И вот Онищенко спускают вниз, а мы ждём, как парализованные. После ухода Тамма Дима Коваленко стал упрашивать Овчинникова. Анатолий Георгиевич тоже сопротивлялся, но как-то нетвёрдо. В 16.00 заглянул в палатку: “Дима, Хута! Вам пора выходить, а то не успеете снять”. Собрались с Хергиани быстро, схватили только “Конвас” с трансфокатором и широкоугольным объективом без штатива — и бегом к ледопаду Кхумбу. Легко сказать “бегом”... После полуторачасового подъёма вдруг разглядели среди сераков тёмные фигурки ребят. Дышим тяжело. Пришлось лечь, чтобы не дрожала камера. Снимаем наезд, поставив камеру на глыбу льда. Появляется в кадре Евгений Игоревич, машет руками: “Не снимайте! Слышите? Не снимайте!!” Минут через пятнадцать ребята спустились к нам. Вячеслав Онищенко выглядит ужасно. Но невероятным напряжением воли он ещё держится. Во всяком случае, сам передвигает ноги, поддерживаемый товарищами под руки.
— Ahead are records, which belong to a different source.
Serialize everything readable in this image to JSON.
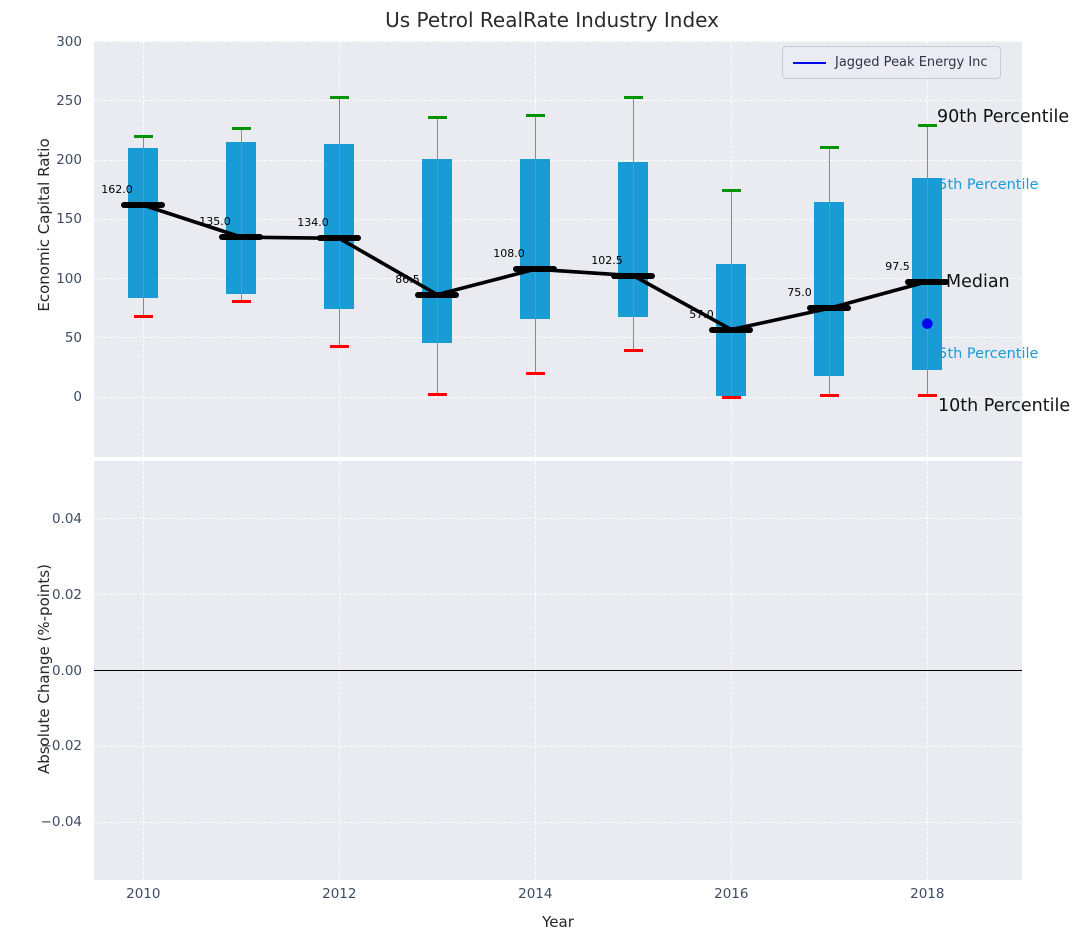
{
  "title": "Us Petrol RealRate Industry Index",
  "legend": {
    "label": "Jagged Peak Energy Inc",
    "line_color": "#0404f0"
  },
  "axes": {
    "xlabel": "Year",
    "x_ticks": [
      2010,
      2012,
      2014,
      2016,
      2018
    ],
    "top": {
      "ylabel": "Economic Capital Ratio",
      "y_ticks": [
        0,
        50,
        100,
        150,
        200,
        250,
        300
      ],
      "ylim": [
        -50.5,
        300.5
      ]
    },
    "bottom": {
      "ylabel": "Absolute Change (%-points)",
      "y_ticks": [
        0.04,
        0.02,
        0.0,
        -0.02,
        -0.04
      ],
      "ylim": [
        -0.0553,
        0.0553
      ],
      "zero_line": 0.0
    }
  },
  "chart_data": {
    "type": "boxplot",
    "title": "Us Petrol RealRate Industry Index",
    "x": [
      2010,
      2011,
      2012,
      2013,
      2014,
      2015,
      2016,
      2017,
      2018
    ],
    "xlabel": "Year",
    "ylabel": "Economic Capital Ratio",
    "grid": "white-dashed",
    "legend_position": "upper right",
    "series": [
      {
        "name": "90th Percentile",
        "role": "p90",
        "color": "#009400",
        "values": [
          220,
          227,
          253,
          236,
          238,
          253,
          174,
          211,
          229
        ]
      },
      {
        "name": "75th Percentile",
        "role": "p75",
        "color": "#199cd6",
        "values": [
          210,
          215,
          214,
          201,
          201,
          198,
          112,
          165,
          185
        ]
      },
      {
        "name": "Median",
        "role": "median",
        "color": "#000000",
        "values": [
          162.0,
          135.0,
          134.0,
          86.5,
          108.0,
          102.5,
          57.0,
          75.0,
          97.5
        ]
      },
      {
        "name": "25th Percentile",
        "role": "p25",
        "color": "#199cd6",
        "values": [
          84,
          87,
          74,
          46,
          66,
          68,
          1,
          18,
          23
        ]
      },
      {
        "name": "10th Percentile",
        "role": "p10",
        "color": "#ff0000",
        "values": [
          68,
          81,
          43,
          2,
          20,
          39,
          0,
          1,
          1
        ]
      }
    ],
    "median_labels": [
      "162.0",
      "135.0",
      "134.0",
      "86.5",
      "108.0",
      "102.5",
      "57.0",
      "75.0",
      "97.5"
    ],
    "company_point": {
      "name": "Jagged Peak Energy Inc",
      "x": 2018,
      "y": 62
    },
    "bottom_panel": {
      "type": "empty",
      "ylabel": "Absolute Change (%-points)",
      "zero_line": 0.0
    }
  },
  "right_labels": [
    {
      "text": "90th Percentile",
      "kind": "p90",
      "style": "major"
    },
    {
      "text": "75th Percentile",
      "kind": "p75",
      "style": "minor"
    },
    {
      "text": "Median",
      "kind": "median",
      "style": "major"
    },
    {
      "text": "25th Percentile",
      "kind": "p25",
      "style": "minor"
    },
    {
      "text": "10th Percentile",
      "kind": "p10",
      "style": "major"
    }
  ],
  "colors": {
    "box": "#199cd6",
    "green_cap": "#009400",
    "red_cap": "#ff0000",
    "median": "#000000",
    "company_dot": "#0404f0",
    "whisker": "#8a8a8a",
    "plot_bg": "#e9ebf0",
    "grid": "#ffffff",
    "tick_text": "#3d4c63",
    "title_text": "#2a2a2a",
    "major_label": "#111111",
    "minor_label": "#199cd6",
    "legend_bg": "rgba(234,235,243,0.88)",
    "legend_border": "#c9cad4",
    "legend_text": "#2c3547",
    "zero_line": "#000000"
  }
}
Снимаем с Хутой широкоугольником Бершова, Онищенко и Туркевича. Щадим Славу, не показывая гримасы лица, за которыми боль… Правда, теперь об этом жалеем…
Свет Петрович измерил в базовом лагере давление у Онищенко. Пятьдесят на ноль. Вячеслава укладывают в “кают-компании”. Капельница под потолком. Вливания. Шипит подаваемый кислород.
На ночное дежурство у Онищенко назначены Голодов и Коваленко. Долгая, беспокойная, страшная ночь. К утру Онищенко стало легче. Через два дня он стал приподниматься.
Вниз, к зелени, прочь с высоты, понёс его на своих могучих плечах Леонид Трощиненко. Провожали Славу Онищенко все, кто был в базовом лагере. Коваленко снимал. Володя Шопин писал фонограмму.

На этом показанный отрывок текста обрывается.